I Tool hanno una canzoniere complesso da esplorare. Per tutti coloro che vogliono cimentarsi nell’impresa, ecco la nostra guida introduttiva.
Nonostante una discografia “scarna” a fronte dei quasi trent’anni di attività, riuscire a stilare una top 10 con le migliori opere dei Tool non è impresa di certo facile.
La band progressive metal americana, ormai in circolazione dal 1993, è di fatto nota per essere un baluardo del “poco ma buono”. Soli cinque album pubblicati dal loro esordio (Undertow) al loro più recente lavoro, Fear Inoculum. Cinque album che sono però bastati a fare di Keenan, Chancellor and co. dei “monoliti del genere”.
Sperando di non far “indispettire” nessun appartenente a una delle fanbase più accanite del panorama metal (e con giusta ragione) andiamo allora a vedere quali potrebbero essere, in ordine discendente, le dieci canzoni più emblematiche dei Tool.
Quelle opere in grado di riassumere la loro discografia, la loro offerta musicale e, soprattutto, il perché siano diventati un fenomeno di culto con davvero pochi eguali nella storia della musica.
10. Pneuma
La decima posizione di questa difficilissima top 10 porta con sé l’unica rappresentante dell’attesissima uscita del 2019: Fear Inoculum. Album la cui lunghissima attesa ha dato ragion d’esistere a tredici anni di pesci d’aprile, Fear Inoculum ha diviso e non poco critica e ascoltatori.
Ipnotica e trascendentale, intima e “catartica”, con Pneuma ci si getta all’inseguimento di sinuose figure ritmiche e controllatissime esplosioni. Gli strumenti si attorcigliano su sé stessi dando vita a quella “psichedelia” metal a cui i Tool ci avevano abituato e che, con Fear Inoculum, hanno ulteriormente approfondito (forse anche troppo).
9. 10.000 Days (Wings for Marie pt. 2)
Nella narrativa dei Tool 10.000 giorni sono quelli che separano la vita dalla morte. Il nuovo inizio (o fine) dell’evoluzione di un individuo verso i 29 anni o la morte di una madre che, 27 anni prima (10.000 giorni) era stata colpita da un aneurisma cerebrale.
Così in un album che porta nel titolo le chance di evoluzione dell’uomo (e la rivoluzione di Saturno), Maynard James Keenan dedica un’intera canzone alla madre Mary. Una dedica ipnotica, dolce nella sua più oscura malinconia. Un crescendo lento e costante che, proprio come la vita, non può fare a meno di concludersi in una poderosa esplosione di energia.
8. Jambi
Seconda traccia del precedentemente citato 10.000 Days, con il suo incedere pachidermico e costante, scandito da taglienti e staccatissime ritmiche di chitarra, Jambi è uno dei manifesti della “contenuta rabbia” musicale dei Tool.

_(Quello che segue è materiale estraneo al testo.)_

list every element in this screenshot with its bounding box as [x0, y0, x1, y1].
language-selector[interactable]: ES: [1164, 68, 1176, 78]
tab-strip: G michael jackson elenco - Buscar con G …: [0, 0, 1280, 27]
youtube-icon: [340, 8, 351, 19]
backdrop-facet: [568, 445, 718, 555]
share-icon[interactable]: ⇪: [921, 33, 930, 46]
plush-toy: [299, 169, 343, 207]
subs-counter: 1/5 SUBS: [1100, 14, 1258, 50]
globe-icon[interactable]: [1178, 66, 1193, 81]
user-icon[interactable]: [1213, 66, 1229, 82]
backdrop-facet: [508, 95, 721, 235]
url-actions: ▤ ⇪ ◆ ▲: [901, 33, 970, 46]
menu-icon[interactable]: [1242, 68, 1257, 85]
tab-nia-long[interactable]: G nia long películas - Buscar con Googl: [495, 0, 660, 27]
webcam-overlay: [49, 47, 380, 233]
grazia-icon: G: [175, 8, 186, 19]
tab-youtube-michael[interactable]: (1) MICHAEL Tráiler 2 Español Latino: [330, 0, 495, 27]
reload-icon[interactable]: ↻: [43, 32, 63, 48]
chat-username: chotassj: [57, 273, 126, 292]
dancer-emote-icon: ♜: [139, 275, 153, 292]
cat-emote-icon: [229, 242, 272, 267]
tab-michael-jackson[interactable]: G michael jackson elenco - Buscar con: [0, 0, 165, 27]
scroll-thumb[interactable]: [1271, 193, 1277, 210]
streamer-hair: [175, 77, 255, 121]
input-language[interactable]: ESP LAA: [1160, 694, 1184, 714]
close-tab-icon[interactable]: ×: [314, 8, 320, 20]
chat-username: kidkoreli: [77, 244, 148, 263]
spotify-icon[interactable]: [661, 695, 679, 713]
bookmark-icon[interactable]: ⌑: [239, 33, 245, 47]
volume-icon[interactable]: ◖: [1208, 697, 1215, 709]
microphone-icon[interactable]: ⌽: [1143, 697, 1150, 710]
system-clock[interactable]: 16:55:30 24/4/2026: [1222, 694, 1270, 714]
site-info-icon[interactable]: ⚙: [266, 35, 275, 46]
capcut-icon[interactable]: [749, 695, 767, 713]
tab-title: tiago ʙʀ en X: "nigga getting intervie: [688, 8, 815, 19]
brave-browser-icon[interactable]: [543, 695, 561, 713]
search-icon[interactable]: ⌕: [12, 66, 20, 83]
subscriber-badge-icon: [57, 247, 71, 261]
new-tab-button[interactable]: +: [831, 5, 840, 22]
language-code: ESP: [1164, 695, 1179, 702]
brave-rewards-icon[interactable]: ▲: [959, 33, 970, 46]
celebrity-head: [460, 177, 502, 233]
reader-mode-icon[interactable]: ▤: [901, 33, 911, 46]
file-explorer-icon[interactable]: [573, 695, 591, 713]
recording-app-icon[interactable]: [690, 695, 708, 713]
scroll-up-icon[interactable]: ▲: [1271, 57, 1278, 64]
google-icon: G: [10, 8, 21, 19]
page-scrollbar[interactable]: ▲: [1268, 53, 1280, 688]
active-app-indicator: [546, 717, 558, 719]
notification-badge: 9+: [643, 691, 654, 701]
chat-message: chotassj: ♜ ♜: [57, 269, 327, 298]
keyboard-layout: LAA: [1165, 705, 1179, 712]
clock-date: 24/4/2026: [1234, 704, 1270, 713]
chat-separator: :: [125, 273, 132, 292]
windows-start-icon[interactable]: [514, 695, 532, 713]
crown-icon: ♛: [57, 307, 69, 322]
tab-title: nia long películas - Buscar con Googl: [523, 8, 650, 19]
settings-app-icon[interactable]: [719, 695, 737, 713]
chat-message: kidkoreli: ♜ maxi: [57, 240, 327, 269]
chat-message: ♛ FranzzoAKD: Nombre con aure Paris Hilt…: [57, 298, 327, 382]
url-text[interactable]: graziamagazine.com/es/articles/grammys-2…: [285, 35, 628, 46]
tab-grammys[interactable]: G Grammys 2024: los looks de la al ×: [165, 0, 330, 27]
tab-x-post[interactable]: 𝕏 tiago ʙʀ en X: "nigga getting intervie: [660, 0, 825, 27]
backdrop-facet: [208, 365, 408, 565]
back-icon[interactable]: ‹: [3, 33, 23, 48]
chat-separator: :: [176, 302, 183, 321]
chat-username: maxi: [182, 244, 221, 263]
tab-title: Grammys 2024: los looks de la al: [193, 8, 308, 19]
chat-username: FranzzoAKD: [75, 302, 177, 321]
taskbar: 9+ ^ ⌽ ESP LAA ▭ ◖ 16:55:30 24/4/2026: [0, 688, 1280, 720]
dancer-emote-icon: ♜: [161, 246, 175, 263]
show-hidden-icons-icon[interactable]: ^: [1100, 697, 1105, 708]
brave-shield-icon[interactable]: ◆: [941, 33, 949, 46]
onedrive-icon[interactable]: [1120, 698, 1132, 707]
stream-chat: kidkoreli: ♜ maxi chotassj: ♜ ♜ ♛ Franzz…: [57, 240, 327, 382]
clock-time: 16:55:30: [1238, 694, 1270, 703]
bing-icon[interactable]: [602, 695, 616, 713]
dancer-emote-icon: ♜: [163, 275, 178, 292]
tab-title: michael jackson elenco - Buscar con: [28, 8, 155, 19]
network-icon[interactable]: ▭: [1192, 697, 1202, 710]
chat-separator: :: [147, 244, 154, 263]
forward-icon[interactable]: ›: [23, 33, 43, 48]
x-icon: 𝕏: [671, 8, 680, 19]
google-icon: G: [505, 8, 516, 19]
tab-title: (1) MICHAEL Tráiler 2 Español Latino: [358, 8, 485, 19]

Un pattern ritmico sfruttato ed esasperato fino allo stremo, consumato in tutte le sue possibilità esecutive, il tutto per estrapolare una “litania” metallica destinata a concludersi con un poderoso ed immancabile crescendo.
Non me ne vogliate, ma Parabol e Parabola non possono essere considerate pezzi separati. Un unicum intelligentemente studiato e necessario, il sole e la luna che si compensano a vicenda. Il leggero e quasi impercettibile canto di Parabol è l’intro perfetto per l’energica e slanciatissima Parabola.
Posizionate nel cuore pulsante di quell’opera enorme chiamata Lateralus, l’energia prorompente ed il carisma di Parabola la fissano a pieno diritto tra i pezzi più intensi ed emblematici della discografia dei Tool. Senza Parabol, però, non sarebbe assolutamente la stessa cosa.
6. Forty Six & 2
Uno di quei rarissimi casi di titolo che puoi ascoltare. Basta essere solo vagamente avvezzi al metal per essere incappati almeno una volta in uno dei giri di basso più emblematici della storia della musica. Con Forty Six & 2 i Tool presentano al pubblico una delle prime pietre miliari della loro discografia.
Quinta traccia di Aenima, secondo album della band pubblicato nel 1996, con Forty Six & 2 veniamo trascinati in un gorgo “isterico” scandito, da un lato, dall’ipnotico basso di Chancellor e, dall’altro, da improvvise e tracotanti esplosioni distorte. La formula perfetta dell’intensità musicale.